On the other hand, women take charge: Mistresses Page and Ford (Alison Cook and Fleur Yerbury-Hodgson) are the merry wives of the title who take great delight in exposing the absurdities of male pride, vanity and jealousy.
They both realise that lazy, scheming Falstaff (Richard Readshaw) is attempting to seduce them for financial gain, and spend the rest of the play humiliating him for his efforts, through a series of ever more amusing, elaborate and cruel practical jokes.

And in the sub-plot, quiet but smart daughter Ann Page (Neve Gascoyne) calmly side-steps her parents’ choices of husband in order to marry who she wants.
Siege Theatre’s current outdoor production of the play at Oxford Castle rather refreshingly doesn’t make use of the castle as a natural backdrop as every other production I’ve seen at this location has.
Instead, as befits the chosen late 1950s setting, we get a row of brightly painted suburban front doors, which the actors romp in and out of, dressed in their blazers or pleat-skirts, as Elvis and Cliff provide the soundtrack.

Tom Wilson’s apoplectically jealous Master Ford threatens to steal the show on occasion as does his crafty, fun-loving wife (the afore-mentioned Yerbury Hodgson).

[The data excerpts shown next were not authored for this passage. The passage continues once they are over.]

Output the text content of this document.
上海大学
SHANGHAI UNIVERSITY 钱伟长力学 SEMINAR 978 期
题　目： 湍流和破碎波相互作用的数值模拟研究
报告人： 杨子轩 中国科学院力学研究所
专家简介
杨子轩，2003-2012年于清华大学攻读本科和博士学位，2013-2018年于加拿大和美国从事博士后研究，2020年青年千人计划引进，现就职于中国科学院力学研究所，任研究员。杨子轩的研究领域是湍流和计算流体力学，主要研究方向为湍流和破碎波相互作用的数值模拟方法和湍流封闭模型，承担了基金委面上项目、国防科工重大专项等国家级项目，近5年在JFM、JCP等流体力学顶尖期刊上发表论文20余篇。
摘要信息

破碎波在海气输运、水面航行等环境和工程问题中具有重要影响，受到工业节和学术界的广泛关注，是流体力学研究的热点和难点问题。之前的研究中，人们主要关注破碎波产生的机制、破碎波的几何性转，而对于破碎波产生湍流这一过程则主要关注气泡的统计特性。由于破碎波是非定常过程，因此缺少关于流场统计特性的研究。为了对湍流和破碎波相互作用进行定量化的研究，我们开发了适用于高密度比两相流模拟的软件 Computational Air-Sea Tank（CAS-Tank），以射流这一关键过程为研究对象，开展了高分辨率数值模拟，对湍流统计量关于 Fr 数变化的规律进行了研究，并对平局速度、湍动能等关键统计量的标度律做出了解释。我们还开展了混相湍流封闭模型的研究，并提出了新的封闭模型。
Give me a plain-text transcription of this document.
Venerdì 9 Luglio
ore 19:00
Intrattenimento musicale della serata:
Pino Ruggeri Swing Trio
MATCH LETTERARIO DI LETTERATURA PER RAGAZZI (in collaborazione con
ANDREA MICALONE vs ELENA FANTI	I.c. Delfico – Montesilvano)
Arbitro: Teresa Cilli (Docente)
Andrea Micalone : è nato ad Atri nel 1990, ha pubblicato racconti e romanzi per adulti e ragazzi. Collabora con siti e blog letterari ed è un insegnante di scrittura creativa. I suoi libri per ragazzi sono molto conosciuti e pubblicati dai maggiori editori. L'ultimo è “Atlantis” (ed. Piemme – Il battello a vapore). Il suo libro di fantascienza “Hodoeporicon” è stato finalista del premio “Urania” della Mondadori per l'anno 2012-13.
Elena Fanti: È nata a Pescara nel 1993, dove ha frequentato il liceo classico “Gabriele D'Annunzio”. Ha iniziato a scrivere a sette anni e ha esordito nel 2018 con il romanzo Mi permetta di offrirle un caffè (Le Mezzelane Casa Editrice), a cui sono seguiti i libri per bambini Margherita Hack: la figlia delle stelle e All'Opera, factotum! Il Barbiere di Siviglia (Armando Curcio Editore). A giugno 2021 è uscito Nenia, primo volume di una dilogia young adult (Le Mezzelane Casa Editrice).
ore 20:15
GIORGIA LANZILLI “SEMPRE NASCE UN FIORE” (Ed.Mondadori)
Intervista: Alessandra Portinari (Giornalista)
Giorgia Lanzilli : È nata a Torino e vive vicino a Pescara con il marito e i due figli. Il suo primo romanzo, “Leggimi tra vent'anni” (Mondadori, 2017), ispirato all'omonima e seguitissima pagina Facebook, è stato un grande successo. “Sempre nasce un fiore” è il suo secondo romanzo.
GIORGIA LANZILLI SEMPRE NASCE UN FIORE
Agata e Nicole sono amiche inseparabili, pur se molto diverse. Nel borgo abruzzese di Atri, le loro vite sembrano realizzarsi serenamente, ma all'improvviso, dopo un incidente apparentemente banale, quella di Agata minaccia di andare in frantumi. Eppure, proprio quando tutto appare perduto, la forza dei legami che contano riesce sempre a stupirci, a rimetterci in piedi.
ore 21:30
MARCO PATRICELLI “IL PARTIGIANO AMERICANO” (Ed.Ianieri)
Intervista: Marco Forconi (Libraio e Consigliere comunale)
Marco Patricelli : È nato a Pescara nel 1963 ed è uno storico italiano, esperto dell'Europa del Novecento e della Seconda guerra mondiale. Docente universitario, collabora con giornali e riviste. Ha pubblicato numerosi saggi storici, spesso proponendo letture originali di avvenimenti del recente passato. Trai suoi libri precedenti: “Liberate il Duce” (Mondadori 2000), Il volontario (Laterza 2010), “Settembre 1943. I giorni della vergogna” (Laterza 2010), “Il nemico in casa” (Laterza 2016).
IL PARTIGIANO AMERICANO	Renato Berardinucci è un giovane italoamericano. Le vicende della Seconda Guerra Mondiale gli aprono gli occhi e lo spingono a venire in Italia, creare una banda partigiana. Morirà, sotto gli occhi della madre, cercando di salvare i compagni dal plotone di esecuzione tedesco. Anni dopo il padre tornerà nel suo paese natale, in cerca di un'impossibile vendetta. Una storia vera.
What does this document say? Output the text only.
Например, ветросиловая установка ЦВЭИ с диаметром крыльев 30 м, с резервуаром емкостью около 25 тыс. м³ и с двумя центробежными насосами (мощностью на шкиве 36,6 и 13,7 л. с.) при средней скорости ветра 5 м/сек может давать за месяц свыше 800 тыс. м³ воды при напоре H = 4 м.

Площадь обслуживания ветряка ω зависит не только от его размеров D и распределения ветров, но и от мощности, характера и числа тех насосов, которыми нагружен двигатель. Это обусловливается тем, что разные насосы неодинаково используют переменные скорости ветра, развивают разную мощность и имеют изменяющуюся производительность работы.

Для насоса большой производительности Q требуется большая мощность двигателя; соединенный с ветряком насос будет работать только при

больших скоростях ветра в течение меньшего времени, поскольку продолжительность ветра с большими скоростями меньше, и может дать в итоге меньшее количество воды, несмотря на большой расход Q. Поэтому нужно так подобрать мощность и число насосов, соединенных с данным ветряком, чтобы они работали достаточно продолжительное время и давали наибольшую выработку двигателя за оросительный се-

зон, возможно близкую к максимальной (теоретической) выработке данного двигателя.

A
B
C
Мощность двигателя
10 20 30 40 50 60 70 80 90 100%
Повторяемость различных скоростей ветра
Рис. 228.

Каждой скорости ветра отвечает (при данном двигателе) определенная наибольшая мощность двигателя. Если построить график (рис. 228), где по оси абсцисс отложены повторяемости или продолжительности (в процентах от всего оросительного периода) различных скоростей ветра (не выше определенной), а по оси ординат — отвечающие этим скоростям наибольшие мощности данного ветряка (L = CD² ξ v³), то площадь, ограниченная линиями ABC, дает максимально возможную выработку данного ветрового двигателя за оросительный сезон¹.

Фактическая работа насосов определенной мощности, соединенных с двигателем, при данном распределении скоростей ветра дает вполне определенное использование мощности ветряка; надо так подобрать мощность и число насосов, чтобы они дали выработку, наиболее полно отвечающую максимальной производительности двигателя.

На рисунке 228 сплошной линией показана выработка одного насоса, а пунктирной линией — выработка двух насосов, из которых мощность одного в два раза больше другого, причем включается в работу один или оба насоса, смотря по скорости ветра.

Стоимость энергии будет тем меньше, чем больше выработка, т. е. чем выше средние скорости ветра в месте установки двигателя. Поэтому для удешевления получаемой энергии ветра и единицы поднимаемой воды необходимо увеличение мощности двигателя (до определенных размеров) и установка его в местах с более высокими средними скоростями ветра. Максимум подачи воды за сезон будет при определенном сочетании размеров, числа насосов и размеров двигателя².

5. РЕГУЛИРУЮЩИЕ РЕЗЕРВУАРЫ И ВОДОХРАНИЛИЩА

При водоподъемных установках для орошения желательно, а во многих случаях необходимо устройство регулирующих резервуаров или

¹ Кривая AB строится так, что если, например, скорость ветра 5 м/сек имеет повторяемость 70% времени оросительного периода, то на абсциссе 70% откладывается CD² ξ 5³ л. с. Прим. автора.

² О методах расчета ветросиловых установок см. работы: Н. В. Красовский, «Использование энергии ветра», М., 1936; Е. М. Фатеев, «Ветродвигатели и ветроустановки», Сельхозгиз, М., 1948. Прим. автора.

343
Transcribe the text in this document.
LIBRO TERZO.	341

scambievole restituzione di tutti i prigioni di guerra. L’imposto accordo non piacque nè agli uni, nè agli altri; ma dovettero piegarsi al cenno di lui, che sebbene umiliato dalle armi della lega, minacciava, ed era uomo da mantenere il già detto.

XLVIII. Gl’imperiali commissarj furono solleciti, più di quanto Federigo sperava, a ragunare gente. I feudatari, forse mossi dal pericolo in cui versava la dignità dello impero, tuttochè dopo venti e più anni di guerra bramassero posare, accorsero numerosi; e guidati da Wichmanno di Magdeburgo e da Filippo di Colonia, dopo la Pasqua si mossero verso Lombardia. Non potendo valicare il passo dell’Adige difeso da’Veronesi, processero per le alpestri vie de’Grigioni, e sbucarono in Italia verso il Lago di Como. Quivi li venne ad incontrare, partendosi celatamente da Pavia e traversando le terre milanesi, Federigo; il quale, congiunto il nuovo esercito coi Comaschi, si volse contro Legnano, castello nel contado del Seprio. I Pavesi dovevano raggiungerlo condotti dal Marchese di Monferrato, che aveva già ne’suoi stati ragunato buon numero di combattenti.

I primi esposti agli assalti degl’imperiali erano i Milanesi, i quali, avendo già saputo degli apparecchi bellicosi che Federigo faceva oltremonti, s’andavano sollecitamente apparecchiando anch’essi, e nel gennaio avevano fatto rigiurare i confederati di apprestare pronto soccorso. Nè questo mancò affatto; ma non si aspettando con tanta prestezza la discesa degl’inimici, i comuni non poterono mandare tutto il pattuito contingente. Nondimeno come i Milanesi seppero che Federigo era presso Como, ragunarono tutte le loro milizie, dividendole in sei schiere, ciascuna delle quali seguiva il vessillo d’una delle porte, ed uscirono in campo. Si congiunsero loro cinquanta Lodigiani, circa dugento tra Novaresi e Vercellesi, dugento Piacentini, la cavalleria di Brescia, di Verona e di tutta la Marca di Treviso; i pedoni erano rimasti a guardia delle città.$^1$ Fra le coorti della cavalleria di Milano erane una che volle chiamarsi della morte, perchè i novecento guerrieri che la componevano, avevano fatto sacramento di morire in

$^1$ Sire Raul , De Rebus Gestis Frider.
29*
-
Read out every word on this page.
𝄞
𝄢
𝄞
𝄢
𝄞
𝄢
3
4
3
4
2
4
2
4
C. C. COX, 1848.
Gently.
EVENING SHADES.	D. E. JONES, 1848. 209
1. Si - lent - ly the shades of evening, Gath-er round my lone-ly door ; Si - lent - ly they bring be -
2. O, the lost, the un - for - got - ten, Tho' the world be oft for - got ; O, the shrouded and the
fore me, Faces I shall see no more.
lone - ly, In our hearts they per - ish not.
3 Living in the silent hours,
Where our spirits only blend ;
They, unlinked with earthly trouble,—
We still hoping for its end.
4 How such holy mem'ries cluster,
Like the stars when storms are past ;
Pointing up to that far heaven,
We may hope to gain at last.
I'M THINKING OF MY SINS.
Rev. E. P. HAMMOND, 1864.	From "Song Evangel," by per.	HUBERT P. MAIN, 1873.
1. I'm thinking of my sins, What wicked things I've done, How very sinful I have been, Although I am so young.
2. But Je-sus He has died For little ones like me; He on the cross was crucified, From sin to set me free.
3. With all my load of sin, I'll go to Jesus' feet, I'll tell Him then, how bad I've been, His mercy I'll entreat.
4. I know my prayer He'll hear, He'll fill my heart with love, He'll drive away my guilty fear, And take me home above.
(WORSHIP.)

And Readshaw’s Falstaff is, appropriately and satisfyingly, the very definition of the word pompous, and always the centre of many slapstick moments – the funniest and most famous of which are when he’s shut in the laundry basket in the mistaken belief that the enraged Master Ford is after him.
‘Gonna lock her up in a trunk’ sang Cliff in Living Doll somewhat presciently during the interval – my, how times change! Well done to director Beth Burns and the cast for such an amusing and thought-provoking evening. A satisfying final offering to this summer’s Oxford Shakespeare Festival.